Sanjeevi Sivasankar has used an ingenious combination of optical and atomic force microscope technologies to perform 3-D measurements of single biological molecules with unprecedented accuracy and precision.
Unlike conventional technologies that can measure single molecules on a two-dimensional plane, Sivasankar’s technique lets researchers measure a molecule’s height to within a billionth of a meter (nanometer) without custom optics or special surfaces for samples.
“This is a completely new type of measurement that can be used to determine the z position of molecules,” said Sivasankar, an Iowa State assistant professor of physics and astronomy and an associate of the US Department of Energy’s Ames Laboratory.
Sivasankar calls his new technology standing wave axial nanometry (SWAN). His laboratory developed it as part of its mission of learning how biological cells adhere to each other and to develop new tools to study those cells.
Sivasankar attached a commercial atomic force microscope to a single molecule fluorescence microscope.
Sivasankar positioned the tip of the atomic force microscope — which is attached to a single fluorescence microscope — over a focused laser beam, creating a standing wave pattern. A molecule that has been treated to emit light is placed within the standing wave. As the tip of the atomic force microscope moves up and down, the fluorescence emitted by the molecule fluctuates in a way that corresponds to its distance from the surface. That distance can be compared to a marker on the surface and measured.
“We can detect the height of the molecule with nanometer accuracy and precision,” said Sivasankar.
Sivasankar’s team used fluorescent nanospheres and single strands of DNA to calibrate, test and prove out SWAN’s capabilities which is expected to be useful tomedical researchers who need high-resolution data from microscopes. While Sivasankar thinks the technology has commercial potential, his immediate goal is to use it for his own work in single molecule biophysics.

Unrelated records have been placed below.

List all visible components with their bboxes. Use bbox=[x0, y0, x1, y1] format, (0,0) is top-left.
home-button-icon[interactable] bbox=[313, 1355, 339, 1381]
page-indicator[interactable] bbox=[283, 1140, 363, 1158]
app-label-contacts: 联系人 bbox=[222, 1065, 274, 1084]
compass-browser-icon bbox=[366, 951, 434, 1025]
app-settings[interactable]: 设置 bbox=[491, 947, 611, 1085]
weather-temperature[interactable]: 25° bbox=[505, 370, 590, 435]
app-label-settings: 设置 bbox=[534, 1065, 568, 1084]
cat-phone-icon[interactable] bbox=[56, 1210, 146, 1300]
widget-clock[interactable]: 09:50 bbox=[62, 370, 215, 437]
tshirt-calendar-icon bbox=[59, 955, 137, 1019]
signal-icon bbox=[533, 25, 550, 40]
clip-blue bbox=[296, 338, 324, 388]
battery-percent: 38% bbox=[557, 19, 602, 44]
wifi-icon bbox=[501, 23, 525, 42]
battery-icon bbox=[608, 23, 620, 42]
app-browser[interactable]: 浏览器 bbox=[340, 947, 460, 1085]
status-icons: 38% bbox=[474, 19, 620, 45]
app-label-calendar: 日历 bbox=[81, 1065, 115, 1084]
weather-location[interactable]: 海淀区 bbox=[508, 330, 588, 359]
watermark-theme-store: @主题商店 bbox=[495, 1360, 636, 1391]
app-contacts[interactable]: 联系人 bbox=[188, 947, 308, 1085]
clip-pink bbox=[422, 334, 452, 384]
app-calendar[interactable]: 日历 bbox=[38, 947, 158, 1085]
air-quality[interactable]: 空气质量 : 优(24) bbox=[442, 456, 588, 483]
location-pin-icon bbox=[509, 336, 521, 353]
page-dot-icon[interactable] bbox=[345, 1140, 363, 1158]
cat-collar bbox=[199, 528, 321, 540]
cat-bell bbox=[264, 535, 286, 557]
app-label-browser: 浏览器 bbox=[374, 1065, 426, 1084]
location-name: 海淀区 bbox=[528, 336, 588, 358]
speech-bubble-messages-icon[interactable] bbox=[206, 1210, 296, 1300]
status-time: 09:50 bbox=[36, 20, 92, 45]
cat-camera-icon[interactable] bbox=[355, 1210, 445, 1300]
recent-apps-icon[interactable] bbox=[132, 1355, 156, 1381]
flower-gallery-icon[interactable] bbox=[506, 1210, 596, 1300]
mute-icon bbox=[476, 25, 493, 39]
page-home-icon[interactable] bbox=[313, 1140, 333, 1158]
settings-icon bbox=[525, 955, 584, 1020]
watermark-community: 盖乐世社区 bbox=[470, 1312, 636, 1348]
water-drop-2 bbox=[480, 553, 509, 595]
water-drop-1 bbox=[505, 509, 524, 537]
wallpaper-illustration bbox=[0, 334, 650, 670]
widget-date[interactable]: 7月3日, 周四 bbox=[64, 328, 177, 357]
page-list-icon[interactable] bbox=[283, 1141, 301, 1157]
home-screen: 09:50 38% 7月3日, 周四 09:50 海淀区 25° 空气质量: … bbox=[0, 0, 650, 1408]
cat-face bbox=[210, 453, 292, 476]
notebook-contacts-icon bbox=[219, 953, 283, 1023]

“In doing that, we’ll continue to invent new technologies,”
Sivasankar’s work was published along with co-authors Hui Li, an Iowa State post-doctoral research associate in physics and astronomy and an associate of the Ames Laboratory, and Chi-Fu Yen, an Iowa State doctoral student in electrical and computer engineering and a student associate of the Ames Laboratory.

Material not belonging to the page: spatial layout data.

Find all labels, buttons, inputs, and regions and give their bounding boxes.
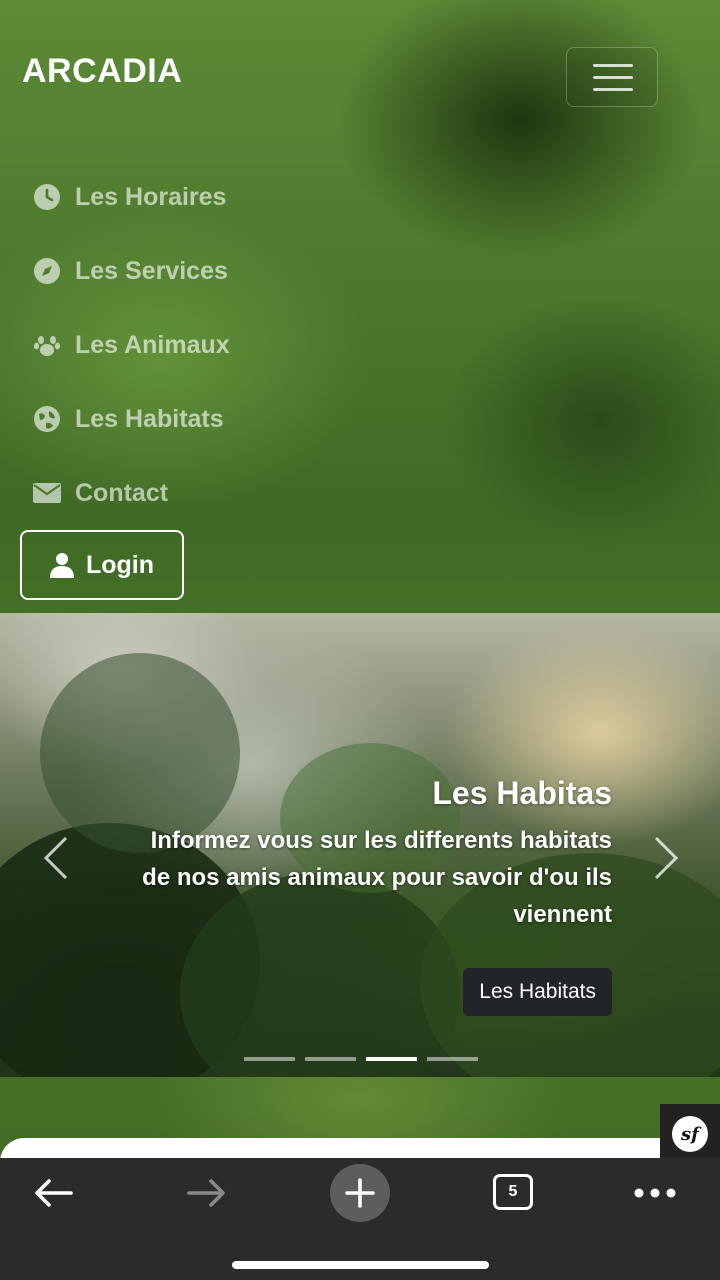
envelope-icon [32, 478, 62, 508]
carousel-indicator[interactable] [244, 1057, 295, 1061]
tabs-icon[interactable]: 5 [493, 1174, 533, 1210]
carousel-text: Informez vous sur les differents habitat… [142, 827, 612, 928]
carousel-indicator[interactable] [305, 1057, 356, 1061]
nav-item-label: Les Horaires [75, 182, 227, 211]
hamburger-icon-line [593, 88, 633, 91]
hero-carousel: Les Habitas Informez vous sur les differ… [0, 613, 720, 1077]
compass-icon [32, 256, 62, 286]
carousel-indicators [244, 1057, 478, 1061]
nav-item-animaux[interactable]: Les Animaux [32, 308, 230, 382]
globe-icon [32, 404, 62, 434]
login-button[interactable]: Login [20, 530, 184, 600]
paw-icon [32, 330, 62, 360]
symfony-debug-toolbar-button[interactable]: sf [660, 1104, 720, 1164]
back-arrow-icon[interactable] [30, 1172, 76, 1214]
nav-item-label: Les Habitats [75, 404, 224, 433]
more-dots-icon[interactable] [630, 1178, 680, 1208]
brand-logo[interactable]: ARCADIA [22, 52, 182, 91]
nav-item-label: Les Animaux [75, 330, 230, 359]
new-tab-plus-icon[interactable] [330, 1164, 390, 1222]
main-nav: Les Horaires Les Services Les Animaux Le… [32, 160, 230, 530]
carousel-indicator-active[interactable] [366, 1057, 417, 1061]
nav-item-habitats[interactable]: Les Habitats [32, 382, 230, 456]
menu-toggle-button[interactable] [566, 47, 658, 107]
carousel-caption: Les Habitas Informez vous sur les differ… [142, 775, 612, 933]
hamburger-icon-line [593, 76, 633, 79]
carousel-prev-icon[interactable] [40, 835, 70, 881]
nav-item-services[interactable]: Les Services [32, 234, 230, 308]
carousel-title: Les Habitas [432, 775, 612, 811]
symfony-logo-icon: sf [672, 1116, 708, 1152]
carousel-next-icon[interactable] [652, 835, 682, 881]
forward-arrow-icon[interactable] [184, 1172, 230, 1214]
nav-item-horaires[interactable]: Les Horaires [32, 160, 230, 234]
home-indicator[interactable] [232, 1261, 489, 1269]
clock-icon [32, 182, 62, 212]
carousel-indicator[interactable] [427, 1057, 478, 1061]
nav-item-label: Les Services [75, 256, 228, 285]
habitats-button[interactable]: Les Habitats [463, 968, 612, 1016]
login-label: Login [85, 550, 155, 579]
nav-item-label: Contact [75, 478, 169, 507]
hamburger-icon [593, 64, 633, 67]
user-icon [49, 552, 74, 578]
nav-item-contact[interactable]: Contact [32, 456, 230, 530]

Sivasankar earned a PhD from the University of Illinois at Urbana Champaign in 2001. He participated in a postdoctoral fellowship at Stanford from 2001 to 2007. He worked as an associate specialist at UC Berkeley from 2007 to 2008. From 2008 he has worked as both an asst. professor of physics and astronomy and a courtesy assistant professor of electrical and computer engineering at Iowa State University.